For what seemed like hours they flew toward the surface. Valentine’s forehead ached. His ribs soon would burst. His chest was on fire. We are climbing from the very bottom of the sea, he thought bleakly, and we will drown before we reach the air, or our blood will boil the way it does in divers who go too deep in search of the eyestones off Til-omon, or we will be squeezed flat by the pressure, or—

He erupted into clear sweet air, popping nearly the full length of his body out of the water and falling back with a splash. Limply he floated, a straw on the waters, weak, trembling, struggling for breath. Lisamon Hultin floated alongside. The warm beautiful sun blazed wonderfully, straight overhead.

He was alive, and he was unharmed, and he was free of the dragon.

And he bobbed somewhere on the breast of the Inner Sea, a hundred miles from anywhere.

—5—

WHEN THE FIRST MOMENTS of exhaustion had passed, he raised his head and peered about. The dragon was still visible, hump and ridge above the surface, only a few hundred yards away.
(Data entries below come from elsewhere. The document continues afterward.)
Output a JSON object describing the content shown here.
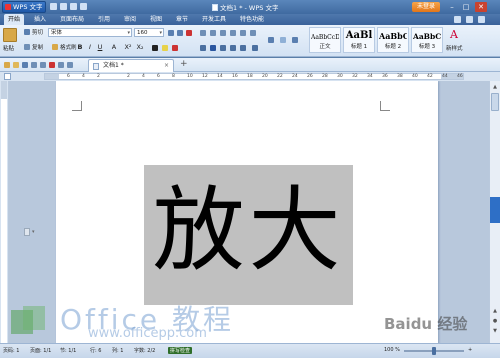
{
  "app": {
    "menu_button": "WPS 文字",
    "title": "文档1 * - WPS 文字",
    "login": "未登录"
  },
  "window_controls": [
    "–",
    "□",
    "✕"
  ],
  "menu_tabs": [
    "开始",
    "插入",
    "页面布局",
    "引用",
    "审阅",
    "视图",
    "章节",
    "开发工具",
    "特色功能"
  ],
  "ribbon": {
    "clipboard": {
      "paste": "粘贴",
      "cut": "剪切",
      "copy": "复制",
      "format_painter": "格式刷"
    },
    "font_name": "宋体",
    "font_size": "160",
    "format_buttons": [
      "B",
      "I",
      "U",
      "A",
      "X²",
      "X₂"
    ],
    "styles": [
      {
        "sample": "AaBbCcDd",
        "name": "正文"
      },
      {
        "sample": "AaBl",
        "name": "标题 1"
      },
      {
        "sample": "AaBbC",
        "name": "标题 2"
      },
      {
        "sample": "AaBbC",
        "name": "标题 3"
      }
    ],
    "new_style": "新样式"
  },
  "doc_tab": {
    "name": "文档1 *",
    "close": "×",
    "new": "+"
  },
  "ruler_numbers": [
    "6",
    "4",
    "2",
    "",
    "2",
    "4",
    "6",
    "8",
    "10",
    "12",
    "14",
    "16",
    "18",
    "20",
    "22",
    "24",
    "26",
    "28",
    "30",
    "32",
    "34",
    "36",
    "38",
    "40",
    "42",
    "44",
    "46"
  ],
  "document": {
    "big_text": "放大"
  },
  "watermark": {
    "brand": "Office 教程",
    "url": "www.officepp.com",
    "baidu": "Baidu 经验"
  },
  "status": {
    "page": "页码: 1",
    "pages": "页面: 1/1",
    "section": "节: 1/1",
    "row": "行: 6",
    "col": "列: 1",
    "words": "字数: 2/2",
    "spell": "拼写检查",
    "zoom": "100 %"
  }
}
But it seemed placid and appeared to be swimming slowly in the opposite direction. Of the Brangalyn there was no trace — only scattered timbers over a broad span of ocean. Nor were other survivors in view.
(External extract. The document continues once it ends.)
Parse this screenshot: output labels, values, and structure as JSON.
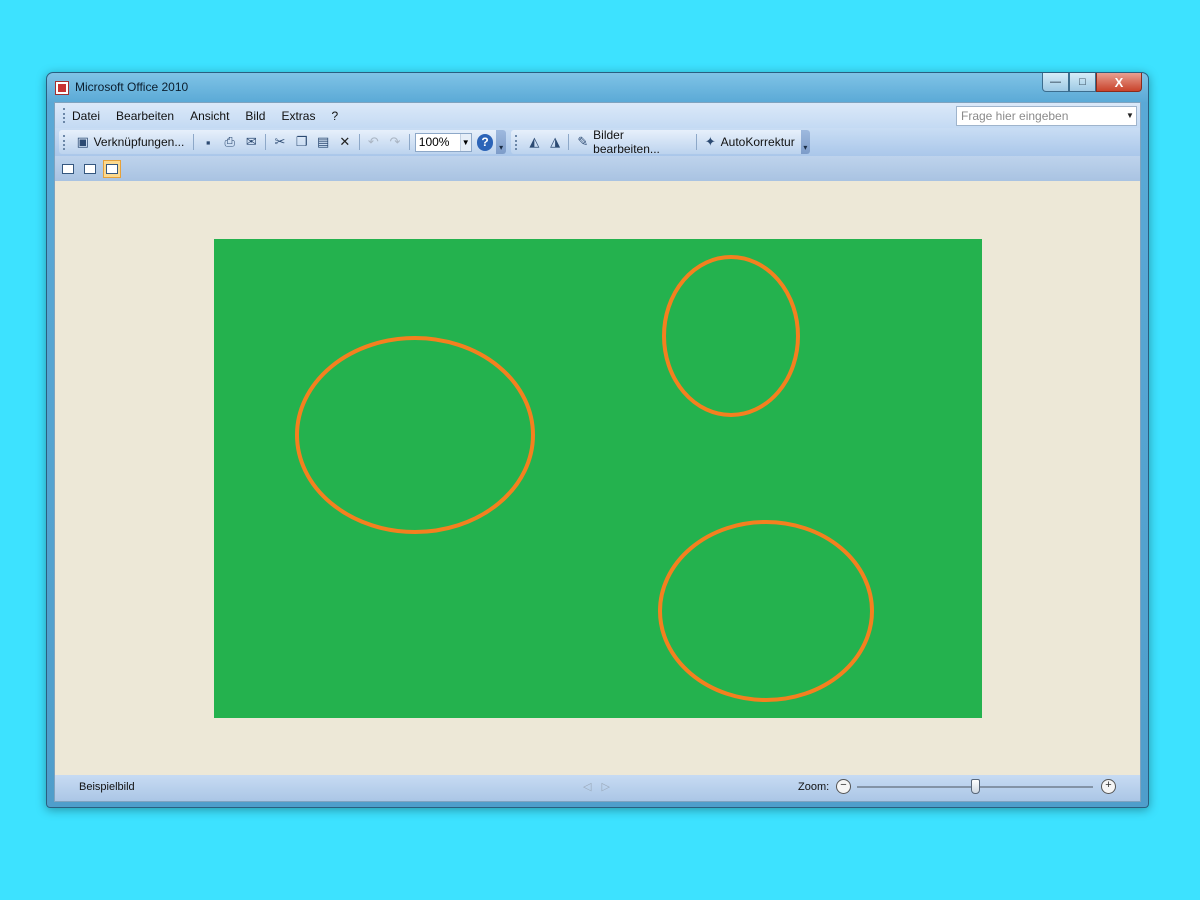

They swam to the nearest timber, a good-sized strip of the hull, and flung themselves across it. For a long while neither of them spoke. At length Valentine said, "And now do we swim to the Archipelago? Or should we simply go straight on to the Isle of Sleep?"

"Swimming is hard work, my lord. We could ride on the dragon’s back."

"But how guide him?"

"Tug on the wings," she suggested.

"I have my doubts of that."

They were silent again.

Valentine said, "At least in the belly of the dragon we had a fresh catch of fish delivered every few minutes."

"And the inn was large," Lisamon Hultin added. "But poorly ventilated. I think I prefer it here."

"But how long can we drift like this?"

She looked at him strangely. "Do you doubt that we’ll be rescued, my lord?"

"It seems reasonably in doubt, yes."

"It was prophesied to me in a dream from the Lady," said the giantess, "that my death would come in a dry place when I was very old. I am still young and this place is the least dry on all of Majipoor, except perhaps the middle of the Great Sea. Therefore there is nothing to fear. I will not perish here, and neither will you."

"A comforting revelation," Valentine said. "But what will we do?"

"Can you accomplish sendings, my lord?"

"I was Coronal, not King of Dreams."

"But any mind can reach any other, with true intent! Do you think only the King and Lady have such skills? The little wizard Deliamber talked into minds at night, I know that, and Gorzval said he spoke with dragons in his sleep, and you—"

"I am barely myself, Lisamon. Such of my mind as is left to me will send no sendings."

"Try. Reach out across the waters. To the Lady your mother, my lord, or to her people on the Isle, or to the folk of the Archipelago. You have the power. I am only a stupid swinger of swords, but you, lord, have a mind that was deemed worthy of the Castle, and now, in the hour of our need—" The giantess seemed transfigured with passion. "Do it, Lord Valentine! Call for help, and help will come!"

Valentine was skeptical. He knew little of the network of dream-communication that seemed to bind this planet together; it did appear that mind often called to mind, and of course there were the Powers of the Isle and of Suvrael supposedly sending directed messages forth by some means of mechanical amplification, but yet, drifting here on a slab of wood in the ocean, body and clothes filthied with the flesh and blood of the giant beast that lately had swallowed him, spirit so drained by unending adversity that even his legendary sunny faith in luck and miracles was put to rout — how could he hope to summon aid across such a gulf?